Coinbase, the crypto exchange, has said it would continue to provide its staking services, even though the Securities and Exchange Commission (SEC) is working on a plan to clamp down on purported unregistered securities offers made via staking incentive schemes.

An email by the firm states that “Coinbase serves merely as a service provider linking you, the validators, and the protocol” instead of giving a portion of its staking rewards.
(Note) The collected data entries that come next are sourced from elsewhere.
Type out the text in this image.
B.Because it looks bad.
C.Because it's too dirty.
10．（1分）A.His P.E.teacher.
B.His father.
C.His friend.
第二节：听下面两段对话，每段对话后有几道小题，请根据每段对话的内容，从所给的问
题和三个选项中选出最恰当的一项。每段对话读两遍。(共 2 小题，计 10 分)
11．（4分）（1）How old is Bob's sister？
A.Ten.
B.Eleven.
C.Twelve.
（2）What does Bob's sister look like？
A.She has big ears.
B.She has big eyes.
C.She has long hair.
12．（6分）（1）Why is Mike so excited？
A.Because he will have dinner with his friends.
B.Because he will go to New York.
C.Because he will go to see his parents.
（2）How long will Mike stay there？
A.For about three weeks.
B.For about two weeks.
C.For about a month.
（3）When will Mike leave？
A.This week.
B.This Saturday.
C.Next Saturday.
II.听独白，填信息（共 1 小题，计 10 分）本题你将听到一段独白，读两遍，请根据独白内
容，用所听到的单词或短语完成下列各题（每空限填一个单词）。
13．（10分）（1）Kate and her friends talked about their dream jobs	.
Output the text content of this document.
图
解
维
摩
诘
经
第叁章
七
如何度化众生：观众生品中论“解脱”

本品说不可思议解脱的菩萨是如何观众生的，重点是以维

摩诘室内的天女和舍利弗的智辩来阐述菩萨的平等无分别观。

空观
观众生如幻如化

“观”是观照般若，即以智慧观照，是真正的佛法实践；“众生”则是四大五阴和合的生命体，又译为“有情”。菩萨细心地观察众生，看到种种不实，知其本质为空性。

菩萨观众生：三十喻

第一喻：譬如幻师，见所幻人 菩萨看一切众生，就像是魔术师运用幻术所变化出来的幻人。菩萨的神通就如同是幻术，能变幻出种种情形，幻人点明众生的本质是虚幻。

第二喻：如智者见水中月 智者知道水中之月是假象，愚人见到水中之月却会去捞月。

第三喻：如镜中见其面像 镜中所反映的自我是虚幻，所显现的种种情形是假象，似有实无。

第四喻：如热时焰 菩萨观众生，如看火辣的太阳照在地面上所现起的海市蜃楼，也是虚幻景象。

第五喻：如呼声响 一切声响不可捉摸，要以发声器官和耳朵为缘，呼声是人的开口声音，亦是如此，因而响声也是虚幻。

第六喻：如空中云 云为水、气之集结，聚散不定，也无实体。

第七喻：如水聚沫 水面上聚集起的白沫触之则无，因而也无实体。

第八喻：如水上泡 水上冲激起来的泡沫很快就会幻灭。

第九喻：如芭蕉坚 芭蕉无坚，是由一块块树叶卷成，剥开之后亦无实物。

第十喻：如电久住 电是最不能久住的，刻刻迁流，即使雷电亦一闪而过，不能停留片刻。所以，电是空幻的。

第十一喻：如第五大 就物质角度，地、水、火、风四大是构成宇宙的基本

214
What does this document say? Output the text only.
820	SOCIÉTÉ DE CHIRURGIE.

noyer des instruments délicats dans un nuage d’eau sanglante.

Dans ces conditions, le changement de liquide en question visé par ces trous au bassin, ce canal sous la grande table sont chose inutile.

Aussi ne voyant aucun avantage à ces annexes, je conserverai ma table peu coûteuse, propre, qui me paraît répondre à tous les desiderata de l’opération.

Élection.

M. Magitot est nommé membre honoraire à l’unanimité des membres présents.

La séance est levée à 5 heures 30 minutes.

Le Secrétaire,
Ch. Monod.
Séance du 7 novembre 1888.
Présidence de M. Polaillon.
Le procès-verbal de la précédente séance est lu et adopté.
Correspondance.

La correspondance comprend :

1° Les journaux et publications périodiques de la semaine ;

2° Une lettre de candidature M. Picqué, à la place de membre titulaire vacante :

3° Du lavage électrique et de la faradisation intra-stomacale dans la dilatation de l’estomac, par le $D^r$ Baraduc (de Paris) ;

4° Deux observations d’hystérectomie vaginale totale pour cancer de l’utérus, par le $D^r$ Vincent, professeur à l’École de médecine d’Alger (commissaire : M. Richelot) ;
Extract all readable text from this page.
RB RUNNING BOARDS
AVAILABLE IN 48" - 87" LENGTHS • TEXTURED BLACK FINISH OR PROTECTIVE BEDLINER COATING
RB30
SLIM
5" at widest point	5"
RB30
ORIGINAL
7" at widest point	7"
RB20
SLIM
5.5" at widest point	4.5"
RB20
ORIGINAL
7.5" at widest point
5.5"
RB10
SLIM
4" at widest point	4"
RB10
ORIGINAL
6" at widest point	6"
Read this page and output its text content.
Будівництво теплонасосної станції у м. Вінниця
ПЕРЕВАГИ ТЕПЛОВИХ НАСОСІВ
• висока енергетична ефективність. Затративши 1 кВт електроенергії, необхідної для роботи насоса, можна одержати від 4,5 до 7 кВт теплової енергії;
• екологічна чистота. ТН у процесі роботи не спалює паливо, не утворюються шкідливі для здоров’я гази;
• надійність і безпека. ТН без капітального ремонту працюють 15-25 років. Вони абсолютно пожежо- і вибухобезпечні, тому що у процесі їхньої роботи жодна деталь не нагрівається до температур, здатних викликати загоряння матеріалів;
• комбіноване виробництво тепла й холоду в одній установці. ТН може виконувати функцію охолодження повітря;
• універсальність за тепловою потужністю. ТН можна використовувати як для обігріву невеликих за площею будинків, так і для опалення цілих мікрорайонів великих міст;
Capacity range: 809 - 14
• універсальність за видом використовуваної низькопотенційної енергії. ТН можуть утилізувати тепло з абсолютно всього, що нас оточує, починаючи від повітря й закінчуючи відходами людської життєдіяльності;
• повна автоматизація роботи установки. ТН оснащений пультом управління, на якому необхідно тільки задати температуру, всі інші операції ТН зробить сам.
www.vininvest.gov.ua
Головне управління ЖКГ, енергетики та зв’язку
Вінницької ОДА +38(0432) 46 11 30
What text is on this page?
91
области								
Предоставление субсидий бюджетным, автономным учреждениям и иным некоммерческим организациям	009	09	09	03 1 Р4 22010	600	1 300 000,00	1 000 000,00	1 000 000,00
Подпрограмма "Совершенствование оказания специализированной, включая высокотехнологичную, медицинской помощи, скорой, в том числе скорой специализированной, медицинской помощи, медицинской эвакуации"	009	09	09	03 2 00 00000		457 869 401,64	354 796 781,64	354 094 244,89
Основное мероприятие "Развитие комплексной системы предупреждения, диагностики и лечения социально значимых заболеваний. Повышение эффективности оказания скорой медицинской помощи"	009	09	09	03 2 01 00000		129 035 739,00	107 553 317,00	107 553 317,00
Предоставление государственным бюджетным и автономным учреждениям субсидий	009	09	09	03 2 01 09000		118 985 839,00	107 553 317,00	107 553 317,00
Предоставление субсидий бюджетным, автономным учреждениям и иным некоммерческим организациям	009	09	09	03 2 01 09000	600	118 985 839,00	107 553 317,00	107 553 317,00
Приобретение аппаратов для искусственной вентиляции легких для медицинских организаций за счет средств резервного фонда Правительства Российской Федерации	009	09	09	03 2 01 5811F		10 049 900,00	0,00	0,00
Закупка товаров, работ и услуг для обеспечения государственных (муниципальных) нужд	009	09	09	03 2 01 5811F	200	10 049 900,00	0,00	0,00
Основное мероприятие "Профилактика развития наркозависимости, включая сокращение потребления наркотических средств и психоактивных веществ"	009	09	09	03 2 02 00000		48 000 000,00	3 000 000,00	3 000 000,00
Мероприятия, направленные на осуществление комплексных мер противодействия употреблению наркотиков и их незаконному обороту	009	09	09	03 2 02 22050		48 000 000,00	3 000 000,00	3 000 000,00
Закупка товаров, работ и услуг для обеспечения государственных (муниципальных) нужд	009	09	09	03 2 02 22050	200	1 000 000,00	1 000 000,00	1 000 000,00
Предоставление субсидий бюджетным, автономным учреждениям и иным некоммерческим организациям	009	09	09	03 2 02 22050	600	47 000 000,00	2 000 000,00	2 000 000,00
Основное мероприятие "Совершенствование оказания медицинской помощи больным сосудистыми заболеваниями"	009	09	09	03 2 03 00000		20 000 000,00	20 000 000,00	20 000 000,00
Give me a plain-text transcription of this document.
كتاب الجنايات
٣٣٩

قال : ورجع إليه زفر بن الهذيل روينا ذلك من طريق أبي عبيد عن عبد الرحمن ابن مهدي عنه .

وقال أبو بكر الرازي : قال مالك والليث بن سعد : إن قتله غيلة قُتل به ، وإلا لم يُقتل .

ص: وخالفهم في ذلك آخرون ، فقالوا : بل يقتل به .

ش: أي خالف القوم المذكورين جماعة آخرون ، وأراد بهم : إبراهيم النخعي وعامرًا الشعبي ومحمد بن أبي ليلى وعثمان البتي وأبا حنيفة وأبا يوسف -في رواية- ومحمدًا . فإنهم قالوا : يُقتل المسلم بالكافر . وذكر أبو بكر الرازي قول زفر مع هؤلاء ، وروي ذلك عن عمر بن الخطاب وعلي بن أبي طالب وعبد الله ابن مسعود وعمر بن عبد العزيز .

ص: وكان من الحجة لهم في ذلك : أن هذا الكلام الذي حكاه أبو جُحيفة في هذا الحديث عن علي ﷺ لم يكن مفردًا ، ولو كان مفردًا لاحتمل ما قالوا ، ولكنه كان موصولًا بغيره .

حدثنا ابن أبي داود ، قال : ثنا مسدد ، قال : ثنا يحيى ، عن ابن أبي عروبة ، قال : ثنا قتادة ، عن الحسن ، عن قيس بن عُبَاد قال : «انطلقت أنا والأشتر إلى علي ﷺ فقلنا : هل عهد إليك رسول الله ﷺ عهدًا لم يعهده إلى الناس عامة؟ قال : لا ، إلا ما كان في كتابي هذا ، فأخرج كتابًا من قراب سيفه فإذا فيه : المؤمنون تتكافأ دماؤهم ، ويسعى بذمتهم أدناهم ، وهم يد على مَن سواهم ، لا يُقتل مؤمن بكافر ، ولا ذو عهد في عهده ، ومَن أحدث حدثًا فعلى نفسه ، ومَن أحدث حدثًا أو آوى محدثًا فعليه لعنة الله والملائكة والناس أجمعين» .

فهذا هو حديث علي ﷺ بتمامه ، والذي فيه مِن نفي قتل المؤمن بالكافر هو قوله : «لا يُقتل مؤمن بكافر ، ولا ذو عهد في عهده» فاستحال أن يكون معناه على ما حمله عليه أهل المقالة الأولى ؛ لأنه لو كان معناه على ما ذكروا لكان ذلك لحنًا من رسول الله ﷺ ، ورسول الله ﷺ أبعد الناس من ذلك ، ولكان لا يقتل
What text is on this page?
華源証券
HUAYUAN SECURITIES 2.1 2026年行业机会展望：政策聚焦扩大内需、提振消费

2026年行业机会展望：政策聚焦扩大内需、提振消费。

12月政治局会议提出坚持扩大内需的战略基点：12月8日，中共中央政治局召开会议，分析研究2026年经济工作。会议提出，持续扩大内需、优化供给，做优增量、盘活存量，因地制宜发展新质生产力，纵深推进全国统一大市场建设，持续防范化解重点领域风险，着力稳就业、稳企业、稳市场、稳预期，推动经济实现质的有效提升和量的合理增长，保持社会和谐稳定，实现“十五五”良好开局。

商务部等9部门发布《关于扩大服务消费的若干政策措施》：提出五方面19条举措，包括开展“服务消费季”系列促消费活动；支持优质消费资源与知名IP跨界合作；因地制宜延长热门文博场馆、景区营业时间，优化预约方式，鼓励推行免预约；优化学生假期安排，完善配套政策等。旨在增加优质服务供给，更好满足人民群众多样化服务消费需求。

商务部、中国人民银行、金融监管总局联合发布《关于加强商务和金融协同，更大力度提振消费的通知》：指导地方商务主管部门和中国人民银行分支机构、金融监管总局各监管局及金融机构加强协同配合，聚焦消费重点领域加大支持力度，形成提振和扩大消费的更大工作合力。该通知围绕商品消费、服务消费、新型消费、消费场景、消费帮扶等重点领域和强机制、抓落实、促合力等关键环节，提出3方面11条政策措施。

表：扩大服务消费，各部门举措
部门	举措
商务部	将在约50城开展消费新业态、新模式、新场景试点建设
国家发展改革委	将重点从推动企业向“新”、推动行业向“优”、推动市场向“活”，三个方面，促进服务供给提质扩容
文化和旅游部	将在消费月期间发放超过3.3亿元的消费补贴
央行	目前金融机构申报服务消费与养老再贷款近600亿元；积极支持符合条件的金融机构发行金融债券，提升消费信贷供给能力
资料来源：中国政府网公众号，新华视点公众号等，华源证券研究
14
It also further states that Coinbase does not provide a share of its staking rewards.

Coinbase might instead expand its staking services

Coinbase has assured its user base again that its staking services would continue and “may actually expand,” despite the recent crackdown on staking services provided by centralized providers by the United States Securities and Exchange Commission (SEC).

On Mar. 10, popular traders shared screenshots of news emails sent by the exchange. Coinbase said it would modify its staking terms and conditions beginning on Mar. 29.

Coinbase’s most recent terms clarify that the decentralized protocols, not the exchange itself, are the source of any incentives accrued by platform users.

Although the Securities and Exchange Commission (SEC) may be irritated by the idea of Coinbase’s staking rewards continuing and possibly increasing, the clear distinction around protocol rewards and being a service provider appears to be a move to avoid any potential grey area issues that Kraken, a competing cryptocurrency exchange, recently encountered.

Coinbase: Kraken’s staking is different from ours

Kraken reached an agreement on Feb. 9 to pay a settlement of thirty million dollars to satisfy allegations that the company failed to register its staking-as-a-service program with the SEC. As a condition of the agreement, Kraken cannot continue providing staking services in the United States.

The SEC’s complaint alleges users lost control of their tokens when they offered them to Kraken’s staking program. Investors were provided outsized returns untethered to economic realities, with the possibility that Kraken could also pay no returns. One of the primary allegations in the complaint is that Kraken was able to deliver no returns at all.

Coinbase, who has been firm on defending staking, has said several times that it believes its staking services to be fundamentally distinct from those offered by Kraken. Moreover, on Feb. 10, CEO Brian Armstrong declared that the company would gladly defend its stance in court “if necessary.”